Achevée la crise financière? L’inquiétude que provoque depuis mercredi soir la situation financière de Dubaï vient soudain contrarier l’optimisme des derniers mois. L’incapacité du conglomérat Dubai World – et de son entité immobilière Nakheel – à honorer à temps une partie de sa dette de 59 milliards de dollars a fait trembler jeudi les marchés du globe.

Les bourses du Golfe étaient fermées hier en raison de la fête de l’Aïd, mais la valeur des obligations islamiques a plongé de 15% en Asie, celles émises par Nakheel perdant 27% selon l’AFP. Les CDS, ces «polices d’assurance» censées protéger contre la faillite des Etats du Golfe, ont vu leur prix décoller.
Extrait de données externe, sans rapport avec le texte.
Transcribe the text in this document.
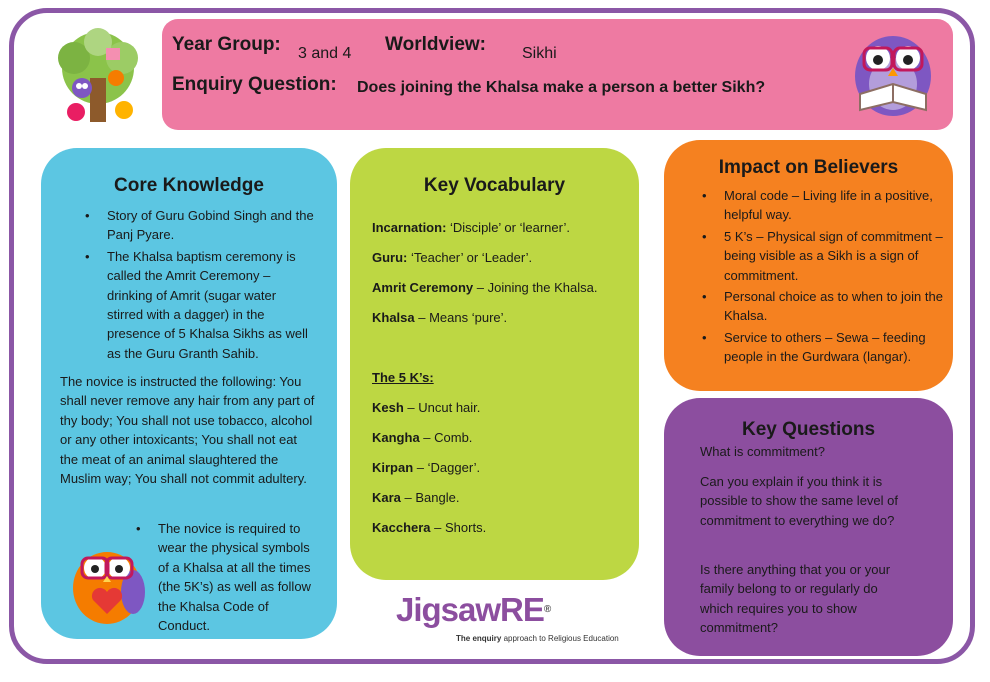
Year Group: 3 and 4 Worldview: Sikhi
Enquiry Question: Does joining the Khalsa make a person a better Sikh?
Core Knowledge
• Story of Guru Gobind Singh and the Panj Pyare.
• The Khalsa baptism ceremony is called the Amrit Ceremony – drinking of Amrit (sugar water stirred with a dagger) in the presence of 5 Khalsa Sikhs as well as the Guru Granth Sahib.
The novice is instructed the following: You shall never remove any hair from any part of thy body; You shall not use tobacco, alcohol or any other intoxicants; You shall not eat the meat of an animal slaughtered the Muslim way; You shall not commit adultery.
• The novice is required to wear the physical symbols of a Khalsa at all the times (the 5K’s) as well as follow the Khalsa Code of Conduct.
Key Vocabulary
Incarnation: ‘Disciple’ or ‘learner’.
Guru: ‘Teacher’ or ‘Leader’.
Amrit Ceremony – Joining the Khalsa.
Khalsa – Means ‘pure’.
The 5 K’s:
Kesh – Uncut hair.
Kangha – Comb.
Kirpan – ‘Dagger’.
Kara – Bangle.
Kacchera – Shorts.
Impact on Believers
• Moral code – Living life in a positive, helpful way.
• 5 K’s – Physical sign of commitment – being visible as a Sikh is a sign of commitment.
• Personal choice as to when to join the Khalsa.
• Service to others – Sewa – feeding people in the Gurdwara (langar).
Key Questions
What is commitment?
Can you explain if you think it is possible to show the same level of commitment to everything we do?
Is there anything that you or your family belong to or regularly do which requires you to show commitment?
JigsawRE®
The enquiry approach to Religious Education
Barclays et Porsche plongent

En Europe, les marchés boursiers ont connu leur plus forte baisse depuis sept mois. Francfort et Londres ont dévissé de 3,2%. Zurich a également été secoué. HSBC et Standard Chartered, qui figurent parmi les banques les plus exposées aux Emirats ont vu leurs actions dévisser de plus de 5%.

La Banque des règlements internationaux évalue à 93 milliards de dollars l’exposition des banques européennes à l’ensemble des Emirats arabes unis, plus de la moitié concernant des établissements britanniques. Les prêts accordés aux seules sociétés de Dubaï atteindraient 13 milliards de dollars, selon une note de Credit Suisse.

Les industriels réalisant une part importante de leur activité dans le Golfe, comme Porsche, BMW, Daimler ou EADS ont également été secoués en bourse.

Craintes de banqueroute

Jeudi, les agences de notation S & P et Moody’s ont revu à la baisse leur estimation de la capacité de plusieurs groupes parapublics de Dubaï à rembourser leur dette, ce qui n’a fait qu’accroître l’inquiétude quant à une banqueroute d’un pays croulant sous 80 milliards de dollars de dettes.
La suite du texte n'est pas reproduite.